On programming and stuff

Python in Production (II) - Postgresql

| Comments


Database tuning is often considered unnecessary, and many people leave it for the very end of development or completely skip that part. I'll be covering logging, backups, indexing and orm role, in order to give you some insight into different database related tasks.


The thing that many people don't get right when it comes to configuring postgresql properly is logging.

$ vi postgresql.conf
  log_destination = 'stderr' # replace with csvlog when you use scripts/tools to analyze logs

  logging_collector = on # switch log functionality on

  log_directory = '/var/log/postgresql' # where our logs will go

  log_filename = 'postgresql-%Y-%m-%d.log' # log file naming strategy

  log_rotation_age = 1d # log files larger older than 512MB will be rotated

  log_rotation_size = 512MB # log files larger than 512MB will be rotated

  log_min_duration_statement = 50 # each query above 50ms will be logged

  log_line_prefix = '%t [%p]: [%l-1] db=%d,user=%u ' # how our logs will be written

  log_checkpoints = on
  log_connections = on
  log_disconnections = on
  log_hostname = on
  log_lock_waits = on
  log_temp_files = 0  

connections, disconnections, lock_waits, temp_files, checkpoints not only give us some overview but may be helpful to debug other configuration parameters that rely for instance on memory.

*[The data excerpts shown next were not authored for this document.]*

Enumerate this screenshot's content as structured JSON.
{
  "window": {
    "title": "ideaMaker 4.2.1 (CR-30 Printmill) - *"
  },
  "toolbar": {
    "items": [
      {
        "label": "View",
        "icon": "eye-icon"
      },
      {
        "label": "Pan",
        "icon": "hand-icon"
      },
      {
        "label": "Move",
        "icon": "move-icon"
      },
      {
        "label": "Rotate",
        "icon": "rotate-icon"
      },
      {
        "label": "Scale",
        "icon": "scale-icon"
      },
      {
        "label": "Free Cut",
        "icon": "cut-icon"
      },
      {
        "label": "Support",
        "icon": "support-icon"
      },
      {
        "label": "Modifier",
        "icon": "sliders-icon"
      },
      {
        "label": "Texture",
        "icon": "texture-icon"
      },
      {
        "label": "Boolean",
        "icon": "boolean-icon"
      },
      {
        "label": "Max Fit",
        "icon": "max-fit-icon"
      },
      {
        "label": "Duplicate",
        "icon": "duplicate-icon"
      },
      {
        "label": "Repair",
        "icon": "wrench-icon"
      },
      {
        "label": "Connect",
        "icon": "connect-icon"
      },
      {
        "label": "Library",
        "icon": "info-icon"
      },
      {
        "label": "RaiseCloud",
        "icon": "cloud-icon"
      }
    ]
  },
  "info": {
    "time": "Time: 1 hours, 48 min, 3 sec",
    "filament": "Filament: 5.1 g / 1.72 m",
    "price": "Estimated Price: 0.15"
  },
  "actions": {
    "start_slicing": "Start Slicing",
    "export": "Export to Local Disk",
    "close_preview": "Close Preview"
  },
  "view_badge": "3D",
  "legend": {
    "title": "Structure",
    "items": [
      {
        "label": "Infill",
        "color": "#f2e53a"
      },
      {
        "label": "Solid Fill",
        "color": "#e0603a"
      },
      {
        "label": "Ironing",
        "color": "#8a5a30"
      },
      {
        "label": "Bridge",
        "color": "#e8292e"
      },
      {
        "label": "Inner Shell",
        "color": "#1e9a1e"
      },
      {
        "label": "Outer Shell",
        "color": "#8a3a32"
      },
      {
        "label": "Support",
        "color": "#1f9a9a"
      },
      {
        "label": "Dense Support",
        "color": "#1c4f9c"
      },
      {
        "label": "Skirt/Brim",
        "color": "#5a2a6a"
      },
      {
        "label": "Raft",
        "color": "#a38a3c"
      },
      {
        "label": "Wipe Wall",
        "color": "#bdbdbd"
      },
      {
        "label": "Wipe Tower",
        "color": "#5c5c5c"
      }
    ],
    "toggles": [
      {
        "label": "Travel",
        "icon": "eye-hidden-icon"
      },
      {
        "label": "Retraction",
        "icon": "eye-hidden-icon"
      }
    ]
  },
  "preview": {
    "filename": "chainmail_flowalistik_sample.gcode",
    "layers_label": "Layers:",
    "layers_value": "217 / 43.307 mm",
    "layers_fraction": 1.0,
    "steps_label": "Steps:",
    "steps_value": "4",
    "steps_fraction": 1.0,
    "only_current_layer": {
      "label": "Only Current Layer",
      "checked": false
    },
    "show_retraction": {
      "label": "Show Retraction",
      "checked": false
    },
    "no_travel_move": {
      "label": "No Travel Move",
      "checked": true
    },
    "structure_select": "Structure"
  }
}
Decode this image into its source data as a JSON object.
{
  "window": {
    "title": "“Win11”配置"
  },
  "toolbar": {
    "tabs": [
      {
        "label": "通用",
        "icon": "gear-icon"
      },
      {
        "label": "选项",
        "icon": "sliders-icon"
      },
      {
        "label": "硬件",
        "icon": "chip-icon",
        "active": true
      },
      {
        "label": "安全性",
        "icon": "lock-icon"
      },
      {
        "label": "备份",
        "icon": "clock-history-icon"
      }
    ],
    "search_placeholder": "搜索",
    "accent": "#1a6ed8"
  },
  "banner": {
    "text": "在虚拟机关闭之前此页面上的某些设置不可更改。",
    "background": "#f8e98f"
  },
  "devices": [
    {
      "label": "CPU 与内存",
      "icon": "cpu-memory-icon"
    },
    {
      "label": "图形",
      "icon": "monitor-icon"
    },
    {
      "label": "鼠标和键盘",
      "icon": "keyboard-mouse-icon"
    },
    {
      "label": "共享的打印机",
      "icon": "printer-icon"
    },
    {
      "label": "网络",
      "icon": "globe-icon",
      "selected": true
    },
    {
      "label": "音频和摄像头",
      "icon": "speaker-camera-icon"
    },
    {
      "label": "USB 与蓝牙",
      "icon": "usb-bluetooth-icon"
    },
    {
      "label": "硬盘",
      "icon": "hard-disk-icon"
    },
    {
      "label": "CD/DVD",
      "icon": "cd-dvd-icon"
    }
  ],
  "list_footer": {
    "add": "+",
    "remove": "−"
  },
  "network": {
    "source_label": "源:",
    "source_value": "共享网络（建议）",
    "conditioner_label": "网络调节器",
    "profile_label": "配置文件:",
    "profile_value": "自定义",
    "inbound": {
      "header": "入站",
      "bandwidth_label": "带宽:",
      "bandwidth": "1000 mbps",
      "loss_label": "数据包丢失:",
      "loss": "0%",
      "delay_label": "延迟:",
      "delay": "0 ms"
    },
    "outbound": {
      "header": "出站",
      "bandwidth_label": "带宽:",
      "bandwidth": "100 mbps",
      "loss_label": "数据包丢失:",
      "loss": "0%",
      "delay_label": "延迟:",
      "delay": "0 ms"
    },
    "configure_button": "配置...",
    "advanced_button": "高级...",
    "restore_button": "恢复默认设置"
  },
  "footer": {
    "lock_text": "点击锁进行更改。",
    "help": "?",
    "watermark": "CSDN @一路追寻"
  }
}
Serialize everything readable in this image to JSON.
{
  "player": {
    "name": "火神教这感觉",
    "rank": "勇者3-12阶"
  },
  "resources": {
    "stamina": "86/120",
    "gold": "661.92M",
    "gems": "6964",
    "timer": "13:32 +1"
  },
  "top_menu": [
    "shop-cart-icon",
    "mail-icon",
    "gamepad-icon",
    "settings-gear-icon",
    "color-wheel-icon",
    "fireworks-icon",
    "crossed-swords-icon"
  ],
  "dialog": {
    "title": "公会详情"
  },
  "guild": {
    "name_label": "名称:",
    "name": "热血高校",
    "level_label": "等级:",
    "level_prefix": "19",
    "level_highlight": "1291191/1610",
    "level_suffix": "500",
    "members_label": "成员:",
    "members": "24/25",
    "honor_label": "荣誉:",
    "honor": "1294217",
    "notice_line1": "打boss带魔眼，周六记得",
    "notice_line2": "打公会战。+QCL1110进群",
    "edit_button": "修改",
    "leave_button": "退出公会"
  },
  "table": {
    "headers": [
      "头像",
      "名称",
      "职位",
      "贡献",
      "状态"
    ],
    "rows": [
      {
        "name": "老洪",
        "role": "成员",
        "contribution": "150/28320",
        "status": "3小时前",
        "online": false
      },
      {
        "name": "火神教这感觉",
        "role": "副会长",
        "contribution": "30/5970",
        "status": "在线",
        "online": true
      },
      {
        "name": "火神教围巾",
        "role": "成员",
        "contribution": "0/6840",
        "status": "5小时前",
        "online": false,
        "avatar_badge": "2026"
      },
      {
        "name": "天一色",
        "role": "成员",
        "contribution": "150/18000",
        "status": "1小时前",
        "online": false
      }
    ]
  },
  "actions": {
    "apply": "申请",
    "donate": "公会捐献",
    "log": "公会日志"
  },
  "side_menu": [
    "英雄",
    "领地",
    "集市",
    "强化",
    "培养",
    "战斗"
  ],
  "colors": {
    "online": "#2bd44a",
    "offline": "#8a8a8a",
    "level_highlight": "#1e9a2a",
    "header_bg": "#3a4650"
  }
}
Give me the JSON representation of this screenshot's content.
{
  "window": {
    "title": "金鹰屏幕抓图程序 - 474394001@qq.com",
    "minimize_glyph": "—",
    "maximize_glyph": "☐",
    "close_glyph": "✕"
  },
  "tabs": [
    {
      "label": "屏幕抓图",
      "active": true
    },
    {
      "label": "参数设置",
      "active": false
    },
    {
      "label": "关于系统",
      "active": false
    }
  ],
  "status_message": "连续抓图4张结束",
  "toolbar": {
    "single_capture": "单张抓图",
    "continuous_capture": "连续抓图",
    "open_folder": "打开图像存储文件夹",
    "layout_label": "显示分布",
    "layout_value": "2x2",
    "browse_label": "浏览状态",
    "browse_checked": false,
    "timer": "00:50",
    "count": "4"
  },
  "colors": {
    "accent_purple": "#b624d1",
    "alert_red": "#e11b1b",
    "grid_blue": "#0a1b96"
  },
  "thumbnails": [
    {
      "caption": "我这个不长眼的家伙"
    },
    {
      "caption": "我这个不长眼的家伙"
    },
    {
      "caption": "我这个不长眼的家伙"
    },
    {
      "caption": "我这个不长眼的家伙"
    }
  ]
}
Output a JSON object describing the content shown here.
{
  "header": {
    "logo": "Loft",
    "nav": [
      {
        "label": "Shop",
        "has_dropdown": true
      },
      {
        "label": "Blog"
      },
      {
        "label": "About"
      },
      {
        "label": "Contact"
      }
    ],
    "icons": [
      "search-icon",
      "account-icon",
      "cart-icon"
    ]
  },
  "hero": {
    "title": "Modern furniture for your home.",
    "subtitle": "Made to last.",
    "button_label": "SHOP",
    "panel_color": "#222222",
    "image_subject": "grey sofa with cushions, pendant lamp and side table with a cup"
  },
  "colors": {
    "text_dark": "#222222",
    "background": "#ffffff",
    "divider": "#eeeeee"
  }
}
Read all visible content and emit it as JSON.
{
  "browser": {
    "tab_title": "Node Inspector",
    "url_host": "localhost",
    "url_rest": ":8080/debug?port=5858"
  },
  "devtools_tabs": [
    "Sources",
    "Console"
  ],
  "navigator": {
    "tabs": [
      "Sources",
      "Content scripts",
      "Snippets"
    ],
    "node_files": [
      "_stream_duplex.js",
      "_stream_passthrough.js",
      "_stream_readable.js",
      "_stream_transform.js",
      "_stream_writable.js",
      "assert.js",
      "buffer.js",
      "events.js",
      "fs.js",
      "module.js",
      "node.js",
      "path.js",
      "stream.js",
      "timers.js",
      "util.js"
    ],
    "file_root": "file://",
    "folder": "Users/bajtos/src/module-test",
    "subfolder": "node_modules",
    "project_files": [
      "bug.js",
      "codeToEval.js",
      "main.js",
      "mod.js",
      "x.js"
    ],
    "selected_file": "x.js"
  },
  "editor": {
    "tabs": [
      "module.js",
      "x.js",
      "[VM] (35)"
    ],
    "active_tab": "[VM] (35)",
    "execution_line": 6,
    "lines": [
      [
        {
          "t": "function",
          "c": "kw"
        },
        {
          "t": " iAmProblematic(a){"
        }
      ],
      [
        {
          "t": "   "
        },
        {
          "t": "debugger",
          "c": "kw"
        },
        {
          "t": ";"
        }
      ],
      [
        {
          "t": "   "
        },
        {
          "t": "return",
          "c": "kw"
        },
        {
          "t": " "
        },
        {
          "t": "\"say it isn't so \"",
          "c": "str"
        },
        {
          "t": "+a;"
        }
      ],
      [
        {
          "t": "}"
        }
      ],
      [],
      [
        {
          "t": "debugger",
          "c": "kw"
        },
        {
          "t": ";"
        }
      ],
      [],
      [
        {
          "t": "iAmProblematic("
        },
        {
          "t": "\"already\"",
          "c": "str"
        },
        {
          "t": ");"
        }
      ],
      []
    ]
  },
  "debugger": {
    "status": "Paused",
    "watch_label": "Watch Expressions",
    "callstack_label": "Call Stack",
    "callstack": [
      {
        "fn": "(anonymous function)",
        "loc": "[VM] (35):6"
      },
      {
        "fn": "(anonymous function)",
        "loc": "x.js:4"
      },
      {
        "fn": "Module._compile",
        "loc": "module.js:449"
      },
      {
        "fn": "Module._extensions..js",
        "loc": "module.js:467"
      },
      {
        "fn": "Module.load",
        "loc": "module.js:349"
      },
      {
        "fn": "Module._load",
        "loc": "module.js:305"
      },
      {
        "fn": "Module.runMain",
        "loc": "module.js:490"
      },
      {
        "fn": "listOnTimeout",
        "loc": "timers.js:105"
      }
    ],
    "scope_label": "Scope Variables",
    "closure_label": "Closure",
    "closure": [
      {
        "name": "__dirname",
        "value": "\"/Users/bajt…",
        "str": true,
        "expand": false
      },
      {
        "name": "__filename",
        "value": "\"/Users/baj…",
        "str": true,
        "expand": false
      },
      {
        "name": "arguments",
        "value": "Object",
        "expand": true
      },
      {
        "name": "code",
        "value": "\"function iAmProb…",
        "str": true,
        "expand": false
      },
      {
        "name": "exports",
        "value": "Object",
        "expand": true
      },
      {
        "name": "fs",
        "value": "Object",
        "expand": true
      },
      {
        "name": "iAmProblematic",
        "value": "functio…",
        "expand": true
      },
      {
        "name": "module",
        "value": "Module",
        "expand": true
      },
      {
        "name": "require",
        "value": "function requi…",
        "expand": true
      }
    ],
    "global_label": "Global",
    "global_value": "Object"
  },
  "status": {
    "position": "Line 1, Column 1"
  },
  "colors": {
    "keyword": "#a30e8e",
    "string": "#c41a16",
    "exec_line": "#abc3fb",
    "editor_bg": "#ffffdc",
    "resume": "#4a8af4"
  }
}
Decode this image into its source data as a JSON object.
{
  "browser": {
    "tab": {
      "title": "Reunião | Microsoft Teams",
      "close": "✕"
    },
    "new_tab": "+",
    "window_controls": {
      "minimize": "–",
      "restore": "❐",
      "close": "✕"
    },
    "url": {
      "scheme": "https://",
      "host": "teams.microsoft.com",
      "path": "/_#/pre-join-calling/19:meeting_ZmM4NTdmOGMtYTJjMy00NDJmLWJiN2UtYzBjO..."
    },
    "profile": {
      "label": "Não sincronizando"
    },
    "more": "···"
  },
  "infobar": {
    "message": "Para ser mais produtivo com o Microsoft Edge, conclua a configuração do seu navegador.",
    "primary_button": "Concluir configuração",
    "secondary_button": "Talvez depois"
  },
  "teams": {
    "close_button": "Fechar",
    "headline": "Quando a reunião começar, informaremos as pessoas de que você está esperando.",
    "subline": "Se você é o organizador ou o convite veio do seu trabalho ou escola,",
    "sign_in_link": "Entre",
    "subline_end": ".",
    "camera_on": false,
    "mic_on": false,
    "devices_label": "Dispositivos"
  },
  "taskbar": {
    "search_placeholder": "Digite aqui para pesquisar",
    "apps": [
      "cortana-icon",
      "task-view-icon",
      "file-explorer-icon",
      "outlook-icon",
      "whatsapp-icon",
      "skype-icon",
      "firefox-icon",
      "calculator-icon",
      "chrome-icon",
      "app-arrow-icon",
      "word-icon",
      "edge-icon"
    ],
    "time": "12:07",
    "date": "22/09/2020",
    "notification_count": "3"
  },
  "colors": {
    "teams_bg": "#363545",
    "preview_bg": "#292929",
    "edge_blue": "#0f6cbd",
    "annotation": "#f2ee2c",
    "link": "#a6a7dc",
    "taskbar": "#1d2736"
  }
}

You can rely on that logging configuration for most of you projects - having them rotated daily with reasonable metadata will surely help you analyse the problems and bottlenecks of you DB setup.

Logging - PgBadger

Logging itself is a useful little feature, but we can do better :) We can have our logs analyzed by pgBadger. Which will not only aggregate some useful information like crud statistics, but provide a nice graphical representation of what's being done in our database.

Typical setup involves:

  1. Downloading & installing pgbadger according to official documentation.
  2. Setting up a cronjob that uses bash script which handles log files from /var/log/postgresql on a daily basis, creates pgbadger report and stores/uploads it somehwere.

There're many tutorials and guides how to setup pgbadger and tie it with cron: http://www.antelink.com/blog/using-pgbadger-monitor-your-postgresql-activity.html. In the end You'll be able to get visual representation of database queries which may look for instance like that:



There is no golden rule here, backup setup depends on project's business value and couple of other factors. For a small project having a small bash script which performs pg_dump and later pushing the output file to remote destination should be enough.

touch ~/scripts/database_backup.sh && vi ~/scripts/database_backup.sh

Add following script to the created file.


pg_dump -h localhost -U <user> --no-password -F t <database> > /srv/backups/database/db-backup-`date +"%s"`.sql.tar

Save the file and create a cron entry:

crontab -e
# Database backup

0 0,12,19 * * * sh /home/<user>/scripts/database_backup.sh

It's an anti-pattern to store backups on the same server so either connect to your database from remote location or have it another way and create a script that will push your backups to another destination.

Backups - WAL-e

WAL-e is a tool created by heroku that provides continous archiving of WAL segments. To put it simply: if your app can't afford to loose transactions it's a way to go.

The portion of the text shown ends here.